< 1 Timotheüs 3 >

1 Dit woord is waarachtig! Streeft iemand naar het bisschopsambt, dan begeert hij een voortreffelijke taak.
It is certain, if any one is desirous of the episcopal office, he desireth a good work.
2 De bisschop dan moet onberispelijk zijn, slechts éénmaal gehuwd; gematigd, bezonnen, zedig, gastvrij, geschikt voor het onderricht;
A bishop then must be blameless, the husband of but one wife, sober, prudent, grave,
3 geen drinker, geen vechter, maar zachtzinnig, vredelievend, onbaatzuchtig.
hospitable, able to teach, not given to wine, no striker, not greedy of sordid gain, moderate, not quarrelsome,
4 Iemand, die zijn eigen huis goed bestiert, en zijn kinderen onder tucht heeft met behoud zijner waardigheid;
not covetous, governing his own family well, having his children in subjection with all gravity;
5 zo iemand toch zijn eigen huis niet weet te besturen, hoe zal hij zorg kunnen dragen voor Gods Kerk?
(for if any one know not how to govern his own house, how shall he take care of the church of God?)
6 Hij mag geen pasbekeerde zijn, opdat hij niet door trots beneveld in het vonnis van den duivel valt.
not one newly converted, least being puffed up he fall into the condemnation of the devil.
7 Ook te goeder faam moet hij bekend zijn bij hen, die buiten staan, opdat hij niet in schande valt en in de strik van den duivel.
He ought also to have an honorable testimony from those that are without, least he fall into reproach and the snare of the devil.

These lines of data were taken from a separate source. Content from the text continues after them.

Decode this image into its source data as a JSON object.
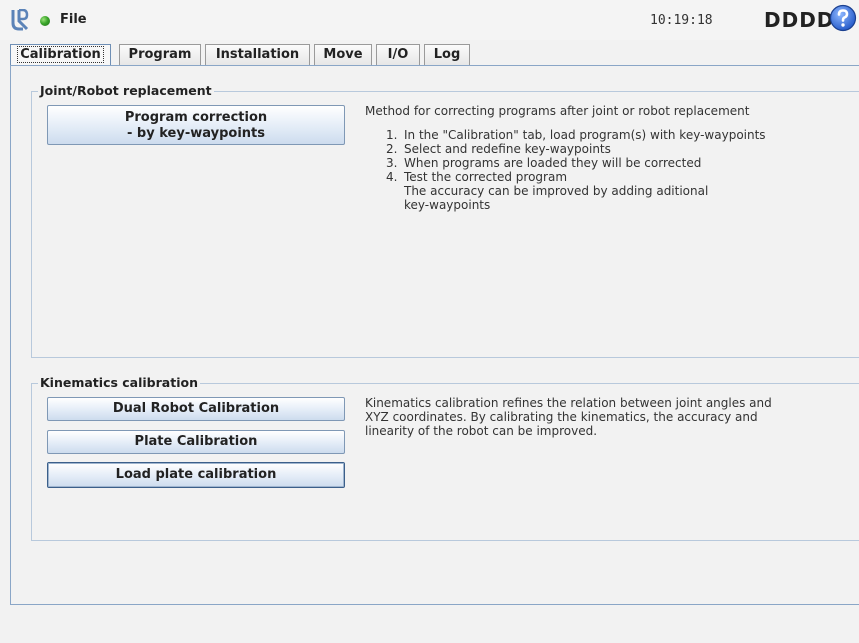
{
  "header": {
    "file_label": "File",
    "clock": "10:19:18",
    "robot_name": "DDDD",
    "status_color": "#3aa52a",
    "help_icon": "question-circle-icon",
    "logo_icon": "ur-logo-icon"
  },
  "tabs": [
    {
      "label": "Calibration",
      "active": true
    },
    {
      "label": "Program"
    },
    {
      "label": "Installation"
    },
    {
      "label": "Move"
    },
    {
      "label": "I/O"
    },
    {
      "label": "Log"
    }
  ],
  "joint_group": {
    "title": "Joint/Robot replacement",
    "button_line1": "Program correction",
    "button_line2": "- by key-waypoints",
    "description": "Method for correcting programs after joint or robot replacement",
    "steps": [
      {
        "num": "1.",
        "text": "In the \"Calibration\" tab, load program(s) with key-waypoints"
      },
      {
        "num": "2.",
        "text": "Select and redefine key-waypoints"
      },
      {
        "num": "3.",
        "text": "When programs are loaded they will be corrected"
      },
      {
        "num": "4.",
        "text": "Test the corrected program"
      }
    ],
    "note_line1": "The accuracy can be improved by adding aditional",
    "note_line2": "key-waypoints"
  },
  "kinematics_group": {
    "title": "Kinematics calibration",
    "dual_robot_button": "Dual Robot Calibration",
    "plate_button": "Plate Calibration",
    "load_plate_button": "Load plate calibration",
    "desc_line1": "Kinematics calibration refines the relation between joint angles and",
    "desc_line2": "XYZ coordinates. By calibrating the kinematics, the accuracy and",
    "desc_line3": "linearity of the robot can be improved."
  },
  "colors": {
    "accent_border": "#8aa6c7",
    "button_border": "#7f98b5"
  }
}
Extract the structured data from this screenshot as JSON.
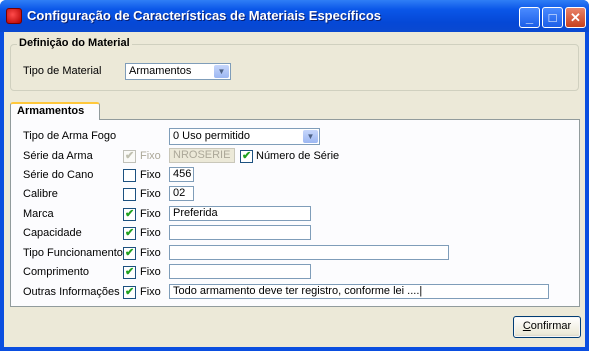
{
  "window": {
    "title": "Configuração de Características de Materiais Específicos",
    "buttons": {
      "minimize": "_",
      "maximize": "□",
      "close": "✕"
    }
  },
  "material_group": {
    "title": "Definição do Material",
    "tipo_label": "Tipo de Material",
    "tipo_value": "Armamentos"
  },
  "tab": {
    "label": "Armamentos"
  },
  "form": {
    "tipo_arma_fogo": {
      "label": "Tipo de Arma Fogo",
      "value": "0 Uso permitido"
    },
    "serie_arma": {
      "label": "Série da Arma",
      "fixo": "Fixo",
      "checked": true,
      "disabled": true,
      "value": "NROSERIE",
      "extra_label": "Número de Série",
      "extra_checked": true
    },
    "serie_cano": {
      "label": "Série do Cano",
      "fixo": "Fixo",
      "checked": false,
      "value": "456"
    },
    "calibre": {
      "label": "Calibre",
      "fixo": "Fixo",
      "checked": false,
      "value": "02"
    },
    "marca": {
      "label": "Marca",
      "fixo": "Fixo",
      "checked": true,
      "value": "Preferida"
    },
    "capacidade": {
      "label": "Capacidade",
      "fixo": "Fixo",
      "checked": true,
      "value": ""
    },
    "tipo_funcionamento": {
      "label": "Tipo Funcionamento",
      "fixo": "Fixo",
      "checked": true,
      "value": ""
    },
    "comprimento": {
      "label": "Comprimento",
      "fixo": "Fixo",
      "checked": true,
      "value": ""
    },
    "outras_informacoes": {
      "label": "Outras Informações",
      "fixo": "Fixo",
      "checked": true,
      "value": "Todo armamento deve ter registro, conforme lei ....|"
    }
  },
  "confirm_button": {
    "label_first": "C",
    "label_rest": "onfirmar"
  }
}
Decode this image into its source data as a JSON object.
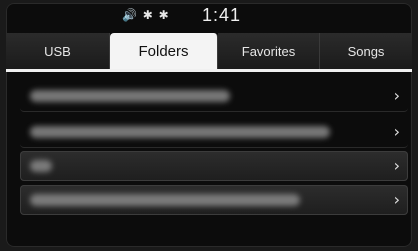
{
  "status": {
    "icons": "◀)ẏ✱",
    "time": "1:41"
  },
  "tabs": [
    {
      "label": "USB",
      "active": false
    },
    {
      "label": "Folders",
      "active": true
    },
    {
      "label": "Favorites",
      "active": false
    },
    {
      "label": "Songs",
      "active": false
    }
  ],
  "list": {
    "items": [
      {
        "label": "",
        "chevron": "›"
      },
      {
        "label": "",
        "chevron": "›"
      },
      {
        "label": "",
        "chevron": "›"
      },
      {
        "label": "",
        "chevron": "›"
      }
    ]
  }
}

8 Ook diakens moeten eerbaar zijn; geen dubbele tong, niet verslaafd aan de wijn, op schandelijk gewin niet bedacht;
The deacons should likewise be grave, not double-tongued, not given to much wine, not greedy of base gain,
9 in een rein geweten moeten ze ronddragen het geheim des geloofs.
holding the mystery of the faith in a pure conscience.
10 Ook zij moeten eerst worden waardig gekeurd, en slechts wanneer ze onberispelijk zijn, als diaken worden aangesteld.
(And let these also first be proved, then let them take the office of deacons, if they be found blameless.)
11 Ook hun vrouwen moeten eerbaar zijn, geen lastertongen; maar gematigd en betrouwbaar in alles.
And their wives likewise grave, not slanderers, sober, and faithful in all things.
12 Diakens mogen slechts éénmaal gehuwd zijn, en moeten hun kinderen en gezinnen goed besturen.
Let the deacons too be husbands of one wife only, governing their children and their own houses well.
13 Zij, die het ambt van diaken goed hebben bekleed, verwerven zich een ereplaats en groot aanzien door het geloof in Christus Jesus.
For they, that discharge the office of a deacon well, gain to themselves a good degree of honor, and much freedom in promoting the faith that is in Christ Jesus.
14 Dit alles schrijf ik u, ofschoon ik hoop, spoedig bij u te komen;
These things I write unto thee, hoping to come to thee shortly.
15 opdat, mocht ik vertraging hebben, ge toch weten zoudt, hoe ge u gedragen moet in het huis van God, de Kerk van den levenden God, zuil en grondslag der waarheid.
But if I should be retarded, that thou mayst know how thou oughtest to behave in the house of God, the church of the living God, the pillar and support of the truth.
16 Groot is het geheim van de godsdienst, zoals het eensgezind wordt beleden: Hij verscheen in het Vlees, Werd gerechtvaardigd door den Geest; Hij werd door de Engelen aanschouwd, Onder de heidenen gepreekt; Hij werd in de wereld gelovig aanvaard, En opgenomen in de heerlijkheid.
And without controversy great is the mystery of godliness: God was manifested in the flesh, justified in the Spirit, seen by angels, preached among the Gentiles, believed on in the world, and received up into glory.